The Silicon Valley Program Finds its Balance

The mission of the Silicon Valley Program is to provide students of The Claremont Colleges with an off-campus study alternative that marries the liberal arts to challenges facing technology firms in Silicon Valley. While it takes a lot of coordination and effort to accomplish this mission, most of all, it takes time.
Students are now halfway through the inaugural semester of study in this global technology hotspot, and have been busy exploring organizational structures and applying classroom lessons to tasks associated with their tech internships.
Writes Eric Yee '14 in the SVP Blog: "It forces you to manage your life your priorities, your daily routines, and your schedule. While you may get a few hours of downtime here and there, SVP will challenge you beyond a normal classroom setting. With at least 50 hours of work during the week, 10 hours of schooling on the weekend, and at least 20 hours of homework put in (that's what I do, at least), you are looking at 80-plus grueling hours a week."
No surprise then that, "balance is the key word," says program director Stephen Siegel '87. "All of the students are learning to strike a balance between work, class preparation, and fun."
The dynamic of Silicon Valley life is very different from that in Claremont. And as such, students and faculty have had to tweak their expectations as the nascent program takes root. Some students have had to talk with their supervisors about adjusting work hours, while professor Constance Rossum (Econ 197S: Special Topics in Economics Innovation and Marketing) has swapped out at least one lengthy written project for a well-reasoned, and thoroughly-researched PowerPoint presentation.

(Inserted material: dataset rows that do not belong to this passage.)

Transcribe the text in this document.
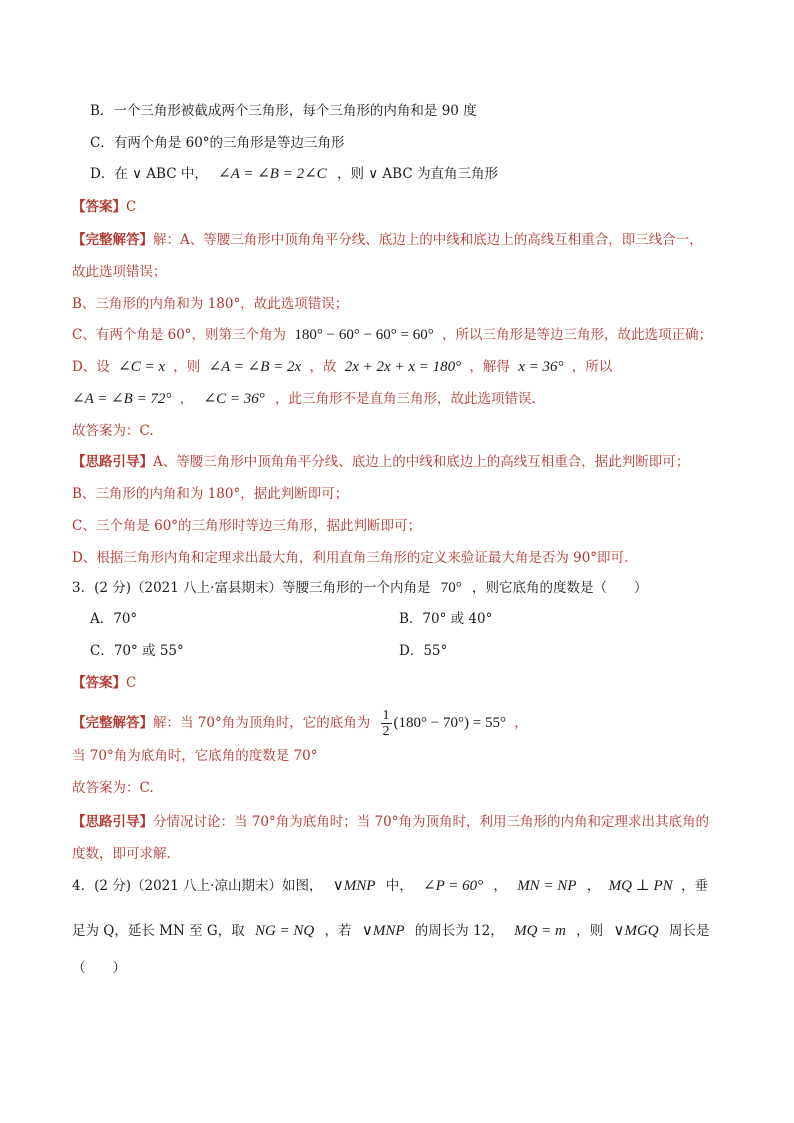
B．一个三角形被截成两个三角形，每个三角形的内角和是 90 度
C．有两个角是 60°的三角形是等边三角形
D．在 ∨ ABC 中， ∠A = ∠B = 2∠C ，则 ∨ ABC 为直角三角形
【答案】C
【完整解答】解：A、等腰三角形中顶角角平分线、底边上的中线和底边上的高线互相重合，即三线合一，
故此选项错误；
B、三角形的内角和为 180°，故此选项错误；
C、有两个角是 60°，则第三个角为 180° − 60° − 60° = 60° ，所以三角形是等边三角形，故此选项正确；
D、设 ∠C = x ，则 ∠A = ∠B = 2x ，故 2x + 2x + x = 180° ，解得 x = 36° ，所以
∠A = ∠B = 72° ， ∠C = 36° ，此三角形不是直角三角形，故此选项错误.
故答案为：C.
【思路引导】A、等腰三角形中顶角角平分线、底边上的中线和底边上的高线互相重合，据此判断即可；
B、三角形的内角和为 180°，据此判断即可；
C、三个角是 60°的三角形时等边三角形，据此判断即可；
D、根据三角形内角和定理求出最大角，利用直角三角形的定义来验证最大角是否为 90°即可.
3．(2 分)（2021 八上·富县期末）等腰三角形的一个内角是 70° ，则它底角的度数是（　　）
A．70°	B．70° 或 40°
C．70° 或 55°	D．55°
【答案】C
【完整解答】解：当 70°角为顶角时，它的底角为 $\frac{1}{2} (180^\circ - 70^\circ) = 55^\circ$ ，
当 70°角为底角时，它底角的度数是 70°
故答案为：C.
【思路引导】分情况讨论：当 70°角为底角时；当 70°角为顶角时，利用三角形的内角和定理求出其底角的
度数，即可求解.
4．(2 分)（2021 八上·凉山期末）如图， ∨MNP 中， ∠P = 60° ， MN = NP ， MQ ⊥ PN ，垂
足为 Q，延长 MN 至 G，取 NG = NQ ，若 ∨MNP 的周长为 12， MQ = m ，则 ∨MGQ 周长是
（　　）
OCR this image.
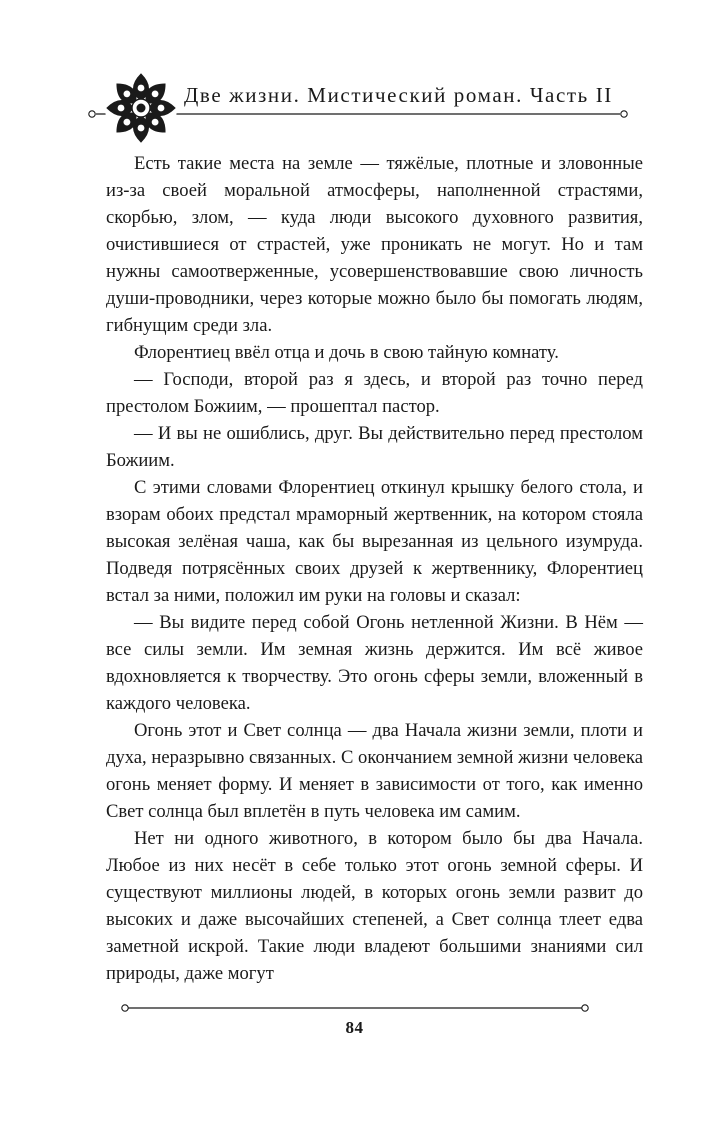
Две жизни. Мистический роман. Часть II

Есть такие места на земле — тяжёлые, плотные и зловонные из-за своей моральной атмосферы, наполненной страстями, скорбью, злом, — куда люди высокого духовного развития, очистившиеся от страстей, уже проникать не могут. Но и там нужны самоотверженные, усовершенствовавшие свою личность души-проводники, через которые можно было бы помогать людям, гибнущим среди зла.

Флорентиец ввёл отца и дочь в свою тайную комнату.

— Господи, второй раз я здесь, и второй раз точно перед престолом Божиим, — прошептал пастор.

— И вы не ошиблись, друг. Вы действительно перед престолом Божиим.

С этими словами Флорентиец откинул крышку белого стола, и взорам обоих предстал мраморный жертвенник, на котором стояла высокая зелёная чаша, как бы вырезанная из цельного изумруда. Подведя потрясённых своих друзей к жертвеннику, Флорентиец встал за ними, положил им руки на головы и сказал:

— Вы видите перед собой Огонь нетленной Жизни. В Нём — все силы земли. Им земная жизнь держится. Им всё живое вдохновляется к творчеству. Это огонь сферы земли, вложенный в каждого человека.

Огонь этот и Свет солнца — два Начала жизни земли, плоти и духа, неразрывно связанных. С окончанием земной жизни человека огонь меняет форму. И меняет в зависимости от того, как именно Свет солнца был вплетён в путь человека им самим.

Нет ни одного животного, в котором было бы два Начала. Любое из них несёт в себе только этот огонь земной сферы. И существуют миллионы людей, в которых огонь земли развит до высоких и даже высочайших степеней, а Свет солнца тлеет едва заметной искрой. Такие люди владеют большими знаниями сил природы, даже могут

84
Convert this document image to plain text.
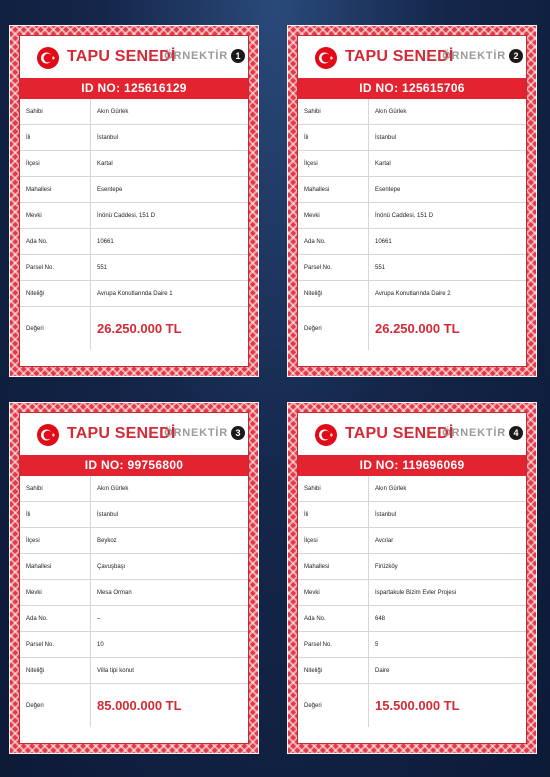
TAPU SENEDİ
ÖRNEKTİR 1
ID NO: 125616129
Sahibi	Akın Gürlek
İli	İstanbul
İlçesi	Kartal
Mahallesi	Esentepe
Mevki	İnönü Caddesi, 151 D
Ada No.	10661
Parsel No.	551
Niteliği	Avrupa Konutlarında Daire 1
Değeri	26.250.000 TL
TAPU SENEDİ
ÖRNEKTİR 2
ID NO: 125615706
Sahibi	Akın Gürlek
İli	İstanbul
İlçesi	Kartal
Mahallesi	Esentepe
Mevki	İnönü Caddesi, 151 D
Ada No.	10661
Parsel No.	551
Niteliği	Avrupa Konutlarında Daire 2
Değeri	26.250.000 TL
TAPU SENEDİ
ÖRNEKTİR 3
ID NO: 99756800
Sahibi	Akın Gürlek
İli	İstanbul
İlçesi	Beykoz
Mahallesi	Çavuşbaşı
Mevki	Mesa Orman
Ada No.	–
Parsel No.	10
Niteliği	Villa tipi konut
Değeri	85.000.000 TL
TAPU SENEDİ
ÖRNEKTİR 4
ID NO: 119696069
Sahibi	Akın Gürlek
İli	İstanbul
İlçesi	Avcılar
Mahallesi	Firüzköy
Mevki	Ispartakule Bizim Evler Projesi
Ada No.	648
Parsel No.	5
Niteliği	Daire
Değeri	15.500.000 TL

Flexibility has been vital to the program's success during its foundational first-year.
Brock Blomberg, the Peter K. Barker '70 Professor of Economics, George R. Roberts Fellow, and dean of the Robert Day School of Economics and Finance, has offered an innovative project for the independent study that will capture all of what the students are learning in classrooms and internships, and apply it to an important marketing matter.
"Students are moving into exciting stages on their projects," he reports. "It astounds me to hear what some of them are doing: real-world projects, and real responsibilities.
"I believe Silicon Valley is the perfect opportunity for those students who want to add practical and professional experiences into their academic careers quite a potent cocktail," says Blomberg.